The penalty phase of the trial included six days of statements from attorneys, victims' relatives, Deleon's family and psychiatrists who offered differing takes on the role child abuse has on a person's development.

Tom Hawks' son Ryan said he was grateful the jury wasn't swayed by the defense.

"I've been waiting four years for this, and this isn't for me," he said. "This is for my parents.

"Skylar is going to be sitting in that jail cell, socializing with his pals for four years before he is going to receive the needle, and my parents are still dead."

Deleon killed the Hawks in 2004 after feigning interest in buying their nearly half-a-million dollar yacht. Prosecutors say he overpowered them on a test cruise, tied them to an anchor and tossed them into the Pacific Ocean as they begged for their lives.

After the yacht killings, prosecution said, Deleon and his then-wife Jennifer Henderson scrubbed the boat clean with bleach wipes in Newport Harbor.

The Hawkses' bodies were never found.

Deleon was also convicted of killing Jon Jarvi, a man he met in a work furlough program while serving time for burglary.

Judge Frank F. Fasel will consider jury's recommendation when he sentences Deleon on Jan. 16.

Pohlson had pleaded with jurors to help spare his client's life, arguing Deleon was abused by a drug dealing father and abandoned by his mother, leaving him predisposed to violence.

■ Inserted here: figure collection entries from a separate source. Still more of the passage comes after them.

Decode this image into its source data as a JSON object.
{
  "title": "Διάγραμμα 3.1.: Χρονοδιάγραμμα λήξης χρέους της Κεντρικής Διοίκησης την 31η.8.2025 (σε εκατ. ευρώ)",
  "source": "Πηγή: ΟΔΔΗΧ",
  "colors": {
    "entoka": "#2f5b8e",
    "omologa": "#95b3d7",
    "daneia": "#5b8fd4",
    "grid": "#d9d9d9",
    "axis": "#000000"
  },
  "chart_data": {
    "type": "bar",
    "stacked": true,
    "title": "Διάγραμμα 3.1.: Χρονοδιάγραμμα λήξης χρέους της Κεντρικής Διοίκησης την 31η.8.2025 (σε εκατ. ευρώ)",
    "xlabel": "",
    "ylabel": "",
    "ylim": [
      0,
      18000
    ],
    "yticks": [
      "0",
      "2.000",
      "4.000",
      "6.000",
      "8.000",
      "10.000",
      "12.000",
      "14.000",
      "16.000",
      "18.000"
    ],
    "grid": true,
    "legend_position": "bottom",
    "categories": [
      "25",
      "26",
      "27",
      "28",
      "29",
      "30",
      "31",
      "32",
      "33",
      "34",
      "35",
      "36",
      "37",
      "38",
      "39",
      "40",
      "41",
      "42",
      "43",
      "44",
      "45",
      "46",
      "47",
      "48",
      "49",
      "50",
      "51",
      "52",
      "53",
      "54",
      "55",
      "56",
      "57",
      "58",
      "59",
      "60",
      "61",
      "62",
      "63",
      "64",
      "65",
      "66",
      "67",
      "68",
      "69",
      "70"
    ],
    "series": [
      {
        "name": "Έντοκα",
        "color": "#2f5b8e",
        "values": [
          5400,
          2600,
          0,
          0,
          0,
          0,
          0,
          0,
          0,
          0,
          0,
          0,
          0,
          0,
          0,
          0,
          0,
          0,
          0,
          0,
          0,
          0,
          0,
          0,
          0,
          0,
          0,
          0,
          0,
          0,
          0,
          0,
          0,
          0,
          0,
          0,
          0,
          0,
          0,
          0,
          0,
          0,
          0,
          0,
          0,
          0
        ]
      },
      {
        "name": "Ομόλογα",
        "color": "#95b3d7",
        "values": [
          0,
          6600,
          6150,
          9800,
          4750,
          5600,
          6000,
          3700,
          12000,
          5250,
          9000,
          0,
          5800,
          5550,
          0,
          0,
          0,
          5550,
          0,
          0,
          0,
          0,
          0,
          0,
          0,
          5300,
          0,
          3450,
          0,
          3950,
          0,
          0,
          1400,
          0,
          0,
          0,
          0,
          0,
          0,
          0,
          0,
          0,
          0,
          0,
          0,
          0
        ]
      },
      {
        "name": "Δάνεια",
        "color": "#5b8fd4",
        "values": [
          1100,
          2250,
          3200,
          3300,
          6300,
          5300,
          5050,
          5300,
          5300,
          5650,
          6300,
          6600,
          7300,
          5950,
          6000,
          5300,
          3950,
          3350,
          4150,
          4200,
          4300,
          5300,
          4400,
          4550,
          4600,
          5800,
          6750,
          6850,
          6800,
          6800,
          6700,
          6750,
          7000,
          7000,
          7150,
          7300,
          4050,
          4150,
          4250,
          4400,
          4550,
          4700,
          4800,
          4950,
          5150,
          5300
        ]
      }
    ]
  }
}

Pohlson was up front about Deleon's guilt in the murders from the beginning of the trial, hoping to maintain his credibility when he asked them to recommend a sentence of life in prison without parole.

Prosecutor Matt Murphy had urged jurors to recommend death for Deleon for the cruel, callous way he carried out the killings. He said the jury did not seem convinced that child abuse caused Deleon to turn violent.

"It is not believable," Murphy told media after the jury's announcement. "This guy had every opportunity to be a productive member of society and chose to murder these people for money."

The jury issued a statement offering its sympathies to the families.

"We feel this was the only reasonable outcome given the evidence presented," the statement read. "We extend or condolences to all concerned and hope that this decision will help them heal."

Deleon's former wife Henderson was convicted in 2006 of murder and murder for financial gain in the Hawkses' deaths and was sentenced to two terms of life in prison without parole.

Three other men are also charged with the Hawkses' murders, including two allegedly on the boat at the time. They have pleaded not guilty.